Volta Tower was a folly in the town of Finedon, Northamptonshire, England. It was built in 1865 and collapsed in 1951.

==History==

The Volta Tower was built in 1865 by William Harcourt Isham Mackworth-Dolben of Finedon Hall. William Mackworth (1806—72), a younger son of Sir Digby Mackworth, the 3rd Baronet, had taken the additional surname Dolben after he married Frances, the heiress of Sir John English Dolben, the 4th Baronet.

Mackworth-Dolben built the tower to commemorate the death of his eldest son, Lieutenant Commander William Digby Dolben, who had drowned off the west coast of Africa on 1 September 1863, aged 24. William, serving on HMS Investigator, drowned crossing the bar of Lagos when the gig, a four-oar whaler was swamped.
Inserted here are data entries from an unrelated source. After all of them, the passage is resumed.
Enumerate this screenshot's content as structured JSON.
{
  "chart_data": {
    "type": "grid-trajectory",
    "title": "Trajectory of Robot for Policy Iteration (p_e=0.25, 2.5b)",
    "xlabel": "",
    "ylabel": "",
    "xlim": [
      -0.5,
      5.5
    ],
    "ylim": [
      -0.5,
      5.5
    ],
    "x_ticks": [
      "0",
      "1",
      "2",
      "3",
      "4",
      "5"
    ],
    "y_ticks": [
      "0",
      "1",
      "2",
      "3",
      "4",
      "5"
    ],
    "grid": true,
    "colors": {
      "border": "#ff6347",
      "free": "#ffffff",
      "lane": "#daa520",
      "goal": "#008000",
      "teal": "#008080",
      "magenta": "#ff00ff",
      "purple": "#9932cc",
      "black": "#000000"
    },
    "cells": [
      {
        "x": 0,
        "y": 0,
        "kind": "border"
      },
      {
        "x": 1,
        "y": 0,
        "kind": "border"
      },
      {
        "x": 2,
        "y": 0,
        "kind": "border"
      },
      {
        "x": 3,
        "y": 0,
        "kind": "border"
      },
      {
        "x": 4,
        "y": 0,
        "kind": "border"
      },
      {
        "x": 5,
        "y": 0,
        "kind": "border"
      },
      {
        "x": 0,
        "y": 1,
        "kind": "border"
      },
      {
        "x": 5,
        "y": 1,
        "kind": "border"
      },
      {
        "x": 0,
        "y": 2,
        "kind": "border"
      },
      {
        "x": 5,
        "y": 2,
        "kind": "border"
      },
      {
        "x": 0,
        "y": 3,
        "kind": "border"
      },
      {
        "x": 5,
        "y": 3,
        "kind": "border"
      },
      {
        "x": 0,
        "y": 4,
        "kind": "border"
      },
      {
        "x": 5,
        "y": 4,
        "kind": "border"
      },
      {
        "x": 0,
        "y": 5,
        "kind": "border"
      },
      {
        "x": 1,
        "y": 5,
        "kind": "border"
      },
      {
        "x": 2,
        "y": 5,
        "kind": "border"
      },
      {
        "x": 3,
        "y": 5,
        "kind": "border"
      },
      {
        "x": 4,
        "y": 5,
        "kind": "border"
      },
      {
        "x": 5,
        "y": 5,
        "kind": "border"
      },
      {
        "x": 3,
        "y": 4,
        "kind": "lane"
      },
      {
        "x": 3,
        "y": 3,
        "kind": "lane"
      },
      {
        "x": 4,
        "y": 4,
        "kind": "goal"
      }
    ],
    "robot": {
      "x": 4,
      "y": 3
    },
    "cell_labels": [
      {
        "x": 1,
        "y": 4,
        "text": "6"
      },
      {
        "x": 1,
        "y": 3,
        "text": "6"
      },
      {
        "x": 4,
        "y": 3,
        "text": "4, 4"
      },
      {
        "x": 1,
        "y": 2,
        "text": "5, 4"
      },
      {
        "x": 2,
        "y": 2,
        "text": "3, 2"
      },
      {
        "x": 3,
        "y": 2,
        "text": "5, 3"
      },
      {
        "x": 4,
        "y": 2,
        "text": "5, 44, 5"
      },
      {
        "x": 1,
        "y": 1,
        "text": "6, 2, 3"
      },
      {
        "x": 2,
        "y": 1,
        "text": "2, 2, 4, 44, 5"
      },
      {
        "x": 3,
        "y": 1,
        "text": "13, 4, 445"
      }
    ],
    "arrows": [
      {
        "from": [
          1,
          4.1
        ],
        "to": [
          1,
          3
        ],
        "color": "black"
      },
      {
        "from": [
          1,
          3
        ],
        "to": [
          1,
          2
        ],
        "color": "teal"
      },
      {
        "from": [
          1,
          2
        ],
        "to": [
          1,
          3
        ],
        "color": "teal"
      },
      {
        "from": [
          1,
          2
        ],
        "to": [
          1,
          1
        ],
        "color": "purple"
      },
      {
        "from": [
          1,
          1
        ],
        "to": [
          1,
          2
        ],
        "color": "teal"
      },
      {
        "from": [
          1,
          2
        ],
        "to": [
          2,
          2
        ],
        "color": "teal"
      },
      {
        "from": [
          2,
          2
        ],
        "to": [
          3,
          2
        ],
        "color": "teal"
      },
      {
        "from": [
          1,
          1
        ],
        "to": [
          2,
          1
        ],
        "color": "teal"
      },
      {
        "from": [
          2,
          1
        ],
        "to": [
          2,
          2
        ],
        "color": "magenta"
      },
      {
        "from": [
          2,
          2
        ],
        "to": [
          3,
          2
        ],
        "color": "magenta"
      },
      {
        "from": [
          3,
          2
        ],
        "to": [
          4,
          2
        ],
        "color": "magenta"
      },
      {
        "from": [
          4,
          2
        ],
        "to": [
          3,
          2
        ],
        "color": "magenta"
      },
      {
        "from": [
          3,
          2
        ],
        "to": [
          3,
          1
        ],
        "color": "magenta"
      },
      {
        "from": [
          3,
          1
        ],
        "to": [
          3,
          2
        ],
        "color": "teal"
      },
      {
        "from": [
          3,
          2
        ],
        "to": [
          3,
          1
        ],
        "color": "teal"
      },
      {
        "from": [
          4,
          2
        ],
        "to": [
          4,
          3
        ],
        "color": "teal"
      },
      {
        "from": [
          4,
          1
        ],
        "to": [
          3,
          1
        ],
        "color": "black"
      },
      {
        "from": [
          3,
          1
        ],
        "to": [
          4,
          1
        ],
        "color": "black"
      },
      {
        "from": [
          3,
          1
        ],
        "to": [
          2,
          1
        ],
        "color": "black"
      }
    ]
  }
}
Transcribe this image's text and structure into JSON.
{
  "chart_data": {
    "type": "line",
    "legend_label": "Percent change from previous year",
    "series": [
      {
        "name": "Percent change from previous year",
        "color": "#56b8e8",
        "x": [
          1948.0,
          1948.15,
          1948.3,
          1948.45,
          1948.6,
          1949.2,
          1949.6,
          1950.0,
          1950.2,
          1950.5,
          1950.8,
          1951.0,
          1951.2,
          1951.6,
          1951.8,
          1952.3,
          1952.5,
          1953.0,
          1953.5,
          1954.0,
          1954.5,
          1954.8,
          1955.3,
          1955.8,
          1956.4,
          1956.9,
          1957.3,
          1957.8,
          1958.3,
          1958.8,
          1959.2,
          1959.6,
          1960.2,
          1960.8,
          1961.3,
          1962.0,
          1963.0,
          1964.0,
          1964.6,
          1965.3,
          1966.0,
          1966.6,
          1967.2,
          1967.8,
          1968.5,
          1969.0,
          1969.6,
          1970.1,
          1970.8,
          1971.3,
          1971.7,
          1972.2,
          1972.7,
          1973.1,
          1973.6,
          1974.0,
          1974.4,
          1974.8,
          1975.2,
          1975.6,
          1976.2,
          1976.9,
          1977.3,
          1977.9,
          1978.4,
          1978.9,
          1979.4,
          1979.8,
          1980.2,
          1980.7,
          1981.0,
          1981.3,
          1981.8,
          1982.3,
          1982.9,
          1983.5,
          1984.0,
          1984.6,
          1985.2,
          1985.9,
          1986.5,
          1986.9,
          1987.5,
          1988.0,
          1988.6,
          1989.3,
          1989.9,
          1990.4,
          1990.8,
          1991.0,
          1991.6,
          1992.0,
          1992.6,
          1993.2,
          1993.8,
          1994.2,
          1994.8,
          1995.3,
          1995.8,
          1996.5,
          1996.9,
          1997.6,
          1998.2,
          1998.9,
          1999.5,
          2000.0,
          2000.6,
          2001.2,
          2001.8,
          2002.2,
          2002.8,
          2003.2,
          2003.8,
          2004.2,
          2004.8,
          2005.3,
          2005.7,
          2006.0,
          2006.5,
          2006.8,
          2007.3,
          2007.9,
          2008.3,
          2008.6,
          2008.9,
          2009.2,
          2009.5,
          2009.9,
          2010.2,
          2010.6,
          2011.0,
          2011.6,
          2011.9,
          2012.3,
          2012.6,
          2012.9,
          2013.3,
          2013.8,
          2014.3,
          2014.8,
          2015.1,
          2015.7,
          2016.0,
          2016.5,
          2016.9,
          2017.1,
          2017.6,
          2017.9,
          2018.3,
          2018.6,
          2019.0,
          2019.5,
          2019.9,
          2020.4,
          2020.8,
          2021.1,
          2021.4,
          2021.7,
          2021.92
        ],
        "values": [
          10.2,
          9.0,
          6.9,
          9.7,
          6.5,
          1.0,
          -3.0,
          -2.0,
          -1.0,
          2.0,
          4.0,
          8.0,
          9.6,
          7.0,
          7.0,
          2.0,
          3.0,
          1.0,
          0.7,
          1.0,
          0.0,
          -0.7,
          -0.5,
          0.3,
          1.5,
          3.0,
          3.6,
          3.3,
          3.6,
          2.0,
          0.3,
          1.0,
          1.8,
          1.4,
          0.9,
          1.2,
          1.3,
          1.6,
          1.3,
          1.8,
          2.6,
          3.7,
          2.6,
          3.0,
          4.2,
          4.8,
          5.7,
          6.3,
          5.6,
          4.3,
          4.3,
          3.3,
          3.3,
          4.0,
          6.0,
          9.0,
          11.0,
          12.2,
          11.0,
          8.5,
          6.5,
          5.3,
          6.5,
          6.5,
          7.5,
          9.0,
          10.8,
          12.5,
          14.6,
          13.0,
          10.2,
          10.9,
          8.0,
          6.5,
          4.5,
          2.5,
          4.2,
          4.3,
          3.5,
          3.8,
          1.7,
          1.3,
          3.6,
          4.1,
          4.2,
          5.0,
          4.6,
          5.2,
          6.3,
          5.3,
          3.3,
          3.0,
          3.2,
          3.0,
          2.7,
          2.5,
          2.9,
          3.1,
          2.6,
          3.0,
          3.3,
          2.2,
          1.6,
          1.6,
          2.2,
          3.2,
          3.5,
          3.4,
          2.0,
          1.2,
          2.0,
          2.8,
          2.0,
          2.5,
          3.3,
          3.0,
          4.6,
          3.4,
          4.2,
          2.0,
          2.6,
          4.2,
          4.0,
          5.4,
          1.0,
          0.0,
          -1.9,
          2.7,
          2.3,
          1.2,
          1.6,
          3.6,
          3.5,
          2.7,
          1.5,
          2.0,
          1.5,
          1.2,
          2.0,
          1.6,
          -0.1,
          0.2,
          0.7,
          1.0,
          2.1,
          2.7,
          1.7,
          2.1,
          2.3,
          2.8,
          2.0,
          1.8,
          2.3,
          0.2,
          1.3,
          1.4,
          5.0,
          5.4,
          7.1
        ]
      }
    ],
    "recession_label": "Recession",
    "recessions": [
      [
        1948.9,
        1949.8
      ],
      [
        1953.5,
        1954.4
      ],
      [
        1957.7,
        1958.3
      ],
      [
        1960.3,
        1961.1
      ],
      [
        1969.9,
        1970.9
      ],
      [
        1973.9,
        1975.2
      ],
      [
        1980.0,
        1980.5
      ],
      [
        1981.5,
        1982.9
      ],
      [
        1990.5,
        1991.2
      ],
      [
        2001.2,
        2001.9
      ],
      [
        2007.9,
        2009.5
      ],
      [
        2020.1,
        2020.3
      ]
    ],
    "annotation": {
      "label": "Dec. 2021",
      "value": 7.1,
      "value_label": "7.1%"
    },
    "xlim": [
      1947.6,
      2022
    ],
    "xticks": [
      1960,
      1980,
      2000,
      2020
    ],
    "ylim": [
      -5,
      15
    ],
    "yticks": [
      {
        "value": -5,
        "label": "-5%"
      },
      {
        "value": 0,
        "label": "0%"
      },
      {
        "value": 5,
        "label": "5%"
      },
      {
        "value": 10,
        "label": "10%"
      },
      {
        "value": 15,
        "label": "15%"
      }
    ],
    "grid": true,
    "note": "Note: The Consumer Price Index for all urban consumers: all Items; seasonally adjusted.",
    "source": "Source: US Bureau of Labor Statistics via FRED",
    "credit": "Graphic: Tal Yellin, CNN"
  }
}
His younger brother, the poet Digby Mackworth Dolben, drowned aged nineteen in 1867.

The tower was circular and about 100 ft high. A gabled extension of one of the two floors had been added in keeping. The tower stood off Station Road in Finedon with a long driveway in front. Finedon's cemetery was built alongside in 1892.

===Collapse===
Volta Tower collapsed on 16 November 1951 after standing for 86 years. At the time, John Edgar Northen and his wife Florence lived there. Mrs Northen (65) was inside and killed by the tower's collapse; Mr Northen was outside and survived.

The driveway to where Volta Tower stood still exists and a farm has been built on top of the tower's location as well as a bungalow. Nothing of the tower exists today apart from one carved stone figure of a cherub from close to the top of the tower which was auctioned in 2005 and bought by a Finedon resident. The tower is commemorated in Finedon's town sign.